PETALING JAYA: It all started with a barred handphone line, but a quick call to check with his service provider revealed something much more sinister – identity theft and credit card fraud.
IT manager Pang, 44, was out for a jog on Aug 16 last year when he realised that there was no service on his work phone.
After two hours without any change in status, Pang called his service provider to check.
But to his surprise, the agent told him that the records showed that Pang had changed his SIM card at the provider’s outlet at eCurve that afternoon.
He was informed that someone using his details via a temporary IC had initiated the change.
“I tried to figure out why would anyone want my number. Then I remembered a credit card that I had yet to receive,” said Pang.

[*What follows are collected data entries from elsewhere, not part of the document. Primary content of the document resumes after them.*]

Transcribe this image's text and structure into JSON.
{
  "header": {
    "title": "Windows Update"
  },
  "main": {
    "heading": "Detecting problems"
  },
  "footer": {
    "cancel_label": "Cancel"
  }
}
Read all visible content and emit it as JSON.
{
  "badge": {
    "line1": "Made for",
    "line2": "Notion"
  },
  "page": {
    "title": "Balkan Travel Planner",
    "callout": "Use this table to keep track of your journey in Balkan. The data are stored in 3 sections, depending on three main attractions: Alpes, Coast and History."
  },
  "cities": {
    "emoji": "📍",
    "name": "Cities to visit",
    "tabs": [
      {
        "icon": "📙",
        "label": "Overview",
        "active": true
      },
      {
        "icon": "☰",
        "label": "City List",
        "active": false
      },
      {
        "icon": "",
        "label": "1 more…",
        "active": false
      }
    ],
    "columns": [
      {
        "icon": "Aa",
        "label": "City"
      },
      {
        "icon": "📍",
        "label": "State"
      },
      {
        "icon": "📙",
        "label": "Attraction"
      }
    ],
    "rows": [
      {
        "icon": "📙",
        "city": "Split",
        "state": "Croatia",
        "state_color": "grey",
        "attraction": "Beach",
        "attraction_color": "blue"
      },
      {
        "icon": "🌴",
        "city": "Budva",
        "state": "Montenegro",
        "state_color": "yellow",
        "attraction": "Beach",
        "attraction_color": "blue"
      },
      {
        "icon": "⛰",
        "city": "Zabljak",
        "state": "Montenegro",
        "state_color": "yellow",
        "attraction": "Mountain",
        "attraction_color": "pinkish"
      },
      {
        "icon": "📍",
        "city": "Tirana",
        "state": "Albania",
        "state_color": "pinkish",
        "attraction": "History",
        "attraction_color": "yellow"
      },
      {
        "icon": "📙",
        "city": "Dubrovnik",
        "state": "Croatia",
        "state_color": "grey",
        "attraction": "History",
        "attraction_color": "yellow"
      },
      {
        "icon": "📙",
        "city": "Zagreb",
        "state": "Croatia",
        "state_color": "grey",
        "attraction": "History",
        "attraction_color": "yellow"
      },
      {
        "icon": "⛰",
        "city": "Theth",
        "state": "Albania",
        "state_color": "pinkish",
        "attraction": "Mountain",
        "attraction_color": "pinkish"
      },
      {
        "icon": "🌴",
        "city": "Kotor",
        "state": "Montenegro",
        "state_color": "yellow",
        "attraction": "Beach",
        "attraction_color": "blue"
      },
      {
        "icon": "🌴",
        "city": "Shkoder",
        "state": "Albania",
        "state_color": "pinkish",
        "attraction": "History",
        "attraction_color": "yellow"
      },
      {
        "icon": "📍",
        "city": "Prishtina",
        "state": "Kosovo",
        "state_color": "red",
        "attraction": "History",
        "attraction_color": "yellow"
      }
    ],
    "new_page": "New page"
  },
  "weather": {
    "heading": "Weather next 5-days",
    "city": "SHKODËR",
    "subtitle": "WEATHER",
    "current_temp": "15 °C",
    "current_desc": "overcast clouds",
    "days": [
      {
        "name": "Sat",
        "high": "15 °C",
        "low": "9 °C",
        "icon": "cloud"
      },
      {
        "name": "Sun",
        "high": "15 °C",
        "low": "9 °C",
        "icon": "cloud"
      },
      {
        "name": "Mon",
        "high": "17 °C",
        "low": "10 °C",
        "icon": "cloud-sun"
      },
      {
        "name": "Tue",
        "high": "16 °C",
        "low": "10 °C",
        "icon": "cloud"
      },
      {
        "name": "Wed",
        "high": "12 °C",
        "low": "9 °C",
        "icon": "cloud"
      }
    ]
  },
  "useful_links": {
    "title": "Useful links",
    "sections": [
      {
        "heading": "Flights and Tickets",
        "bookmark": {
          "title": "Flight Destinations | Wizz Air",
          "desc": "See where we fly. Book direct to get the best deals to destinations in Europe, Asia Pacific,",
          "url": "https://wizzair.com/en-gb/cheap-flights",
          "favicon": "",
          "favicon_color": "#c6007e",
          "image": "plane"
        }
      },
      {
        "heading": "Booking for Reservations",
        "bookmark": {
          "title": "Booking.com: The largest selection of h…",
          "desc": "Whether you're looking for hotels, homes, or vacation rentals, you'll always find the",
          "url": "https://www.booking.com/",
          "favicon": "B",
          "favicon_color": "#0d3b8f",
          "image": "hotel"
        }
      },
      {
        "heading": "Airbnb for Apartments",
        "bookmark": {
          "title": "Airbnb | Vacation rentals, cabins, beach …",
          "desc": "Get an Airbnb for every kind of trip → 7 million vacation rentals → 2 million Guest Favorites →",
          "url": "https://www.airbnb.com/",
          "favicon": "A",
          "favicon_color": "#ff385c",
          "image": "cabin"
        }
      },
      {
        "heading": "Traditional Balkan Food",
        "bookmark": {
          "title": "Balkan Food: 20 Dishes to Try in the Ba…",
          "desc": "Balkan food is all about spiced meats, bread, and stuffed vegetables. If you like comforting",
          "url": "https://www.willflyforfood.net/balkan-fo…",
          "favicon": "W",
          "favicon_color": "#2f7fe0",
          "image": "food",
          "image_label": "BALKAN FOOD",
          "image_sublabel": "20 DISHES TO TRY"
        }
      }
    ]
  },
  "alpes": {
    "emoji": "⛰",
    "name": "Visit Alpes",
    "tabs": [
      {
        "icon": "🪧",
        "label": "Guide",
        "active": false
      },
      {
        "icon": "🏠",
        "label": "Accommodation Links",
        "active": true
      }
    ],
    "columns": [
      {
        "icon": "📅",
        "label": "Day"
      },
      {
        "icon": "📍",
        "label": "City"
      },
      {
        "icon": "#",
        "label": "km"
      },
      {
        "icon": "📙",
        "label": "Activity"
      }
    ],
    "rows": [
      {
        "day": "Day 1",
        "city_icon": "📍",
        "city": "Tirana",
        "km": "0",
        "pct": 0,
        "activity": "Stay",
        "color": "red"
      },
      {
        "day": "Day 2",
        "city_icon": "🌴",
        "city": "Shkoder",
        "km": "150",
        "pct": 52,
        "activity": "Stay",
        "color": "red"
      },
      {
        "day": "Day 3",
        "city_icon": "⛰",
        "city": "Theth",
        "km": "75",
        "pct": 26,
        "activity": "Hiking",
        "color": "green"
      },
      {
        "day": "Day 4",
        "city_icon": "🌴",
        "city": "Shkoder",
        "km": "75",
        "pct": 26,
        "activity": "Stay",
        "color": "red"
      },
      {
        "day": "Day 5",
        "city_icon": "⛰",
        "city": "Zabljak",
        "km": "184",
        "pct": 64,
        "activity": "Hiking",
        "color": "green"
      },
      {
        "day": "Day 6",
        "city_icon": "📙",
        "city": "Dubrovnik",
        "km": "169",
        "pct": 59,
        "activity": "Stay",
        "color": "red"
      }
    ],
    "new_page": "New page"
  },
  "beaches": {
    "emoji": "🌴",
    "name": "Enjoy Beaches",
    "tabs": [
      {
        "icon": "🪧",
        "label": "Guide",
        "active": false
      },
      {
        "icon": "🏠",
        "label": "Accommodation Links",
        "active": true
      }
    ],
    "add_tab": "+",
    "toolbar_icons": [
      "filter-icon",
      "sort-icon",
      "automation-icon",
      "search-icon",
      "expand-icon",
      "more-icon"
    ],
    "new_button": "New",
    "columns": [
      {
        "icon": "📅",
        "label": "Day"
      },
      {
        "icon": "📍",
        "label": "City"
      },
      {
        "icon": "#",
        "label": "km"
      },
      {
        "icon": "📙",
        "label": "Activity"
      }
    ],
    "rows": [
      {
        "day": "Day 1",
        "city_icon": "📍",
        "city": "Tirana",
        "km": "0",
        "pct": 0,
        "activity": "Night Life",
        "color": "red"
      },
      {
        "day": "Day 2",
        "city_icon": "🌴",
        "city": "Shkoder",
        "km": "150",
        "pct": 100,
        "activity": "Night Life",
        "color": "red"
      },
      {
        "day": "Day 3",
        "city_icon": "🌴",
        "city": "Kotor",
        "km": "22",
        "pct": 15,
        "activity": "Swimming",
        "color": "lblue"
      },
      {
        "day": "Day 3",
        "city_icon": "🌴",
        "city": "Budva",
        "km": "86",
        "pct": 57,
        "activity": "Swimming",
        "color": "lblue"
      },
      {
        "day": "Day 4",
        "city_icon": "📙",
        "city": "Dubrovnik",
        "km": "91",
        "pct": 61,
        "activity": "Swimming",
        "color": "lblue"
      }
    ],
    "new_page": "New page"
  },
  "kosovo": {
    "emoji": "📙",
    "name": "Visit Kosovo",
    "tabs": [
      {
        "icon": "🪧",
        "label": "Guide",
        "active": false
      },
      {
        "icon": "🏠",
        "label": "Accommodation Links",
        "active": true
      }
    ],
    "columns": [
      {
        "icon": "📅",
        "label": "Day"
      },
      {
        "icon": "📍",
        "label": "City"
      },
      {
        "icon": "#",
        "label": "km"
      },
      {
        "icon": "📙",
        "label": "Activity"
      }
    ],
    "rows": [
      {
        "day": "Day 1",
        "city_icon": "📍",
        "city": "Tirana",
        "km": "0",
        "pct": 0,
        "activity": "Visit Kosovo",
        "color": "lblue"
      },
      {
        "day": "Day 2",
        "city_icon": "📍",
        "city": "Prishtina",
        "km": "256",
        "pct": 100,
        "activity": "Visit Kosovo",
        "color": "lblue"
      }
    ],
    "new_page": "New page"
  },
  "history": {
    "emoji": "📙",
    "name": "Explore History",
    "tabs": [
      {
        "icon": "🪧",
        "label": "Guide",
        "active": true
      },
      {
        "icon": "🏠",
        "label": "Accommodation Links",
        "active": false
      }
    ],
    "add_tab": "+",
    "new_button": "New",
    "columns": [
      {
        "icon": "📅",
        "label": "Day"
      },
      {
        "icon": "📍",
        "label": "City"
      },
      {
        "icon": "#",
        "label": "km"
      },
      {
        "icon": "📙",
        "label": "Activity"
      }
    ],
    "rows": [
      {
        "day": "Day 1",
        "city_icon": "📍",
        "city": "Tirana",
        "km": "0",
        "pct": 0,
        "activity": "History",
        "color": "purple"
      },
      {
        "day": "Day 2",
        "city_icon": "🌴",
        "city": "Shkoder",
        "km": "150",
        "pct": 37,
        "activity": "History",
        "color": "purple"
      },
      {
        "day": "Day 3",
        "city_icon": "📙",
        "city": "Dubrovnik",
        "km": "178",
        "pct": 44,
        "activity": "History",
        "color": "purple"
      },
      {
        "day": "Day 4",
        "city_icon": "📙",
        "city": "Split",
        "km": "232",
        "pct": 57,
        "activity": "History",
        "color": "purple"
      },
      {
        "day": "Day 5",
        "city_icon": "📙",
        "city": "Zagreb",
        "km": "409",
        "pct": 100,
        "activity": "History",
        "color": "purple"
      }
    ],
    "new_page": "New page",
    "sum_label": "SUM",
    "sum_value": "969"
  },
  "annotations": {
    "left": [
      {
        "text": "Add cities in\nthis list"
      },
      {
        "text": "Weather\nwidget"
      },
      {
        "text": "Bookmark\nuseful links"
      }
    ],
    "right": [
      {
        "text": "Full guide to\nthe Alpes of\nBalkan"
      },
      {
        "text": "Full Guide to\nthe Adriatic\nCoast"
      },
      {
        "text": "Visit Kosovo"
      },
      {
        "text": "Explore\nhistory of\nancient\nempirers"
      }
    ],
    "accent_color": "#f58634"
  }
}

His fears were confirmed when his checks showed that not only had the credit card been delivered, but it was also activated via SMS, before seven transactions were made.
The total transactions amounted to RM26,428 and all were made that day.
A police report was made at the Damansara station the following day and the bank nullified the seven transactions after Pang showed proof, including CCTV footage of the thieves when they used his card.
Pang had listed his office in KL Sentral as his mailing address, so he was unsure as to when or where his card could have been collected without his knowledge.
On Jan 6, Pang received two overdue bills from a different telco, citing outstanding broadband and phone bills amounting to RM1,420.
After investigating, Pang found that his identity was used to buy six lines and broadband service from the telco on Aug 14 and 15 from its outlet in Berjaya Times Square, using the same tactics as the previous incident.
Pang suspected that the same identity thieves were involved.
Another police report was made, as Pang wanted to protect himself from any potential crime committed using his name. The police and the bank were investigating both cases.
Pang’s story was brought to light by MCA Public Service and Complaints Department head Datuk Seri Michael Chong, who revealed that he received 11 similar complaints last year, with losses amounting to over RM140,000.